The Advertising Standards Agency (ASA) banned the ad because Vauxhall did not clearly explain how the vehicle worked in “extended-range mode”, which according to the ASA meant that a combustion engine fuelled by petrol would start to power the car’s electric motor once the battery charge was exhausted.

Vauxhalls parent company, General Motors UK, responded to the claims saying that the car was capable of travelling up to 50 miles on a fully charged battery, and that beyond that point the Ampera’s “range extender” mode took over.

In this mode the internal combustion engine acted as an on-board generator for the electric motor and would take the car the remaining distance using electricity generated from the petrol in its fuel tank.

The ASA said it acknowledged that the ad contained on-screen text which referred to the car’s “additional power source”.

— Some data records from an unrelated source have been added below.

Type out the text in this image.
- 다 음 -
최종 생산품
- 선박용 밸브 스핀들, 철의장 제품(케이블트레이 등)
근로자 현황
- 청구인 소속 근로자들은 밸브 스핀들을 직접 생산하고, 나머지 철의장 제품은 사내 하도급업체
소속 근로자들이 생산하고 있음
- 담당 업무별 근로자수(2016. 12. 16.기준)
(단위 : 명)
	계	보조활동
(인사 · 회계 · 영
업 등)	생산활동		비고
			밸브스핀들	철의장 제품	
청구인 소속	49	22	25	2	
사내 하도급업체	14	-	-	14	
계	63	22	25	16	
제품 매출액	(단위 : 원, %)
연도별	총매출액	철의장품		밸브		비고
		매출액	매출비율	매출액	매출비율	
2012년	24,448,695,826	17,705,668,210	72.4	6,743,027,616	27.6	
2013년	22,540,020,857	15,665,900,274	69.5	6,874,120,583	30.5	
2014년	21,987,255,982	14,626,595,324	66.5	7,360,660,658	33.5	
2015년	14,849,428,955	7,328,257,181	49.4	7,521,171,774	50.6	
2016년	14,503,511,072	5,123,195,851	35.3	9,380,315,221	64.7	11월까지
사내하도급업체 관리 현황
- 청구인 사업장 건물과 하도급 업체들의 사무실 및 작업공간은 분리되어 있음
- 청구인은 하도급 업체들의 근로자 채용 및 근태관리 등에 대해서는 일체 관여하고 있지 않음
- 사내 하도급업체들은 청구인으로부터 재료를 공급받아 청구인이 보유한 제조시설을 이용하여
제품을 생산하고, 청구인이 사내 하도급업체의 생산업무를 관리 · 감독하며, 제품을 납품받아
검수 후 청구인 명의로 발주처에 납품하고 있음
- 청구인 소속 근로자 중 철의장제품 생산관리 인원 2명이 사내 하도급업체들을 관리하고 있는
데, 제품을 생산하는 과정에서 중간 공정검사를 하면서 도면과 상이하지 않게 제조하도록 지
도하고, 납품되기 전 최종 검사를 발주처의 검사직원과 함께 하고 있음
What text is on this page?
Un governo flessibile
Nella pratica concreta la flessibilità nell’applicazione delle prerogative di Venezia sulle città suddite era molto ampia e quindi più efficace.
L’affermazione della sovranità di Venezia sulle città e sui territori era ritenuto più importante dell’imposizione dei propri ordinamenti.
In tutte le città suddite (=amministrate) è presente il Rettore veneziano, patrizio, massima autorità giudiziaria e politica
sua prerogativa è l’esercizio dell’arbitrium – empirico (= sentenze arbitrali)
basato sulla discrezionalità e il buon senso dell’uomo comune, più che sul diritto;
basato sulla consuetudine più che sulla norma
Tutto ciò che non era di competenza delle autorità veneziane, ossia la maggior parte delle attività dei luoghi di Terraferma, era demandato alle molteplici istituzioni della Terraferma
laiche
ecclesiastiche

However, the agency said it “considered that the qualifier, even when an additional power source is generating electricity, was ambiguous, particularly in the context of an ad for a new type of hybrid car”.

It added that an average viewer unfamiliar with the use of petrol engines in electric vehicles would not necessarily understand what the additional power source was.

The agency said: “We considered that throughout the ad the emphasis was on the fact that the car was being driven electrically, and that most viewers would not understand that the car was in some circumstances being powered by electricity generated with a petrol engine.

“The ad promoted an innovative product which many viewers would not immediately understand and we therefore considered that it would need to explicitly state that the car had a petrol engine. Because it did not clearly explain how the vehicle worked in extended-range mode, we concluded that the ad was misleading”.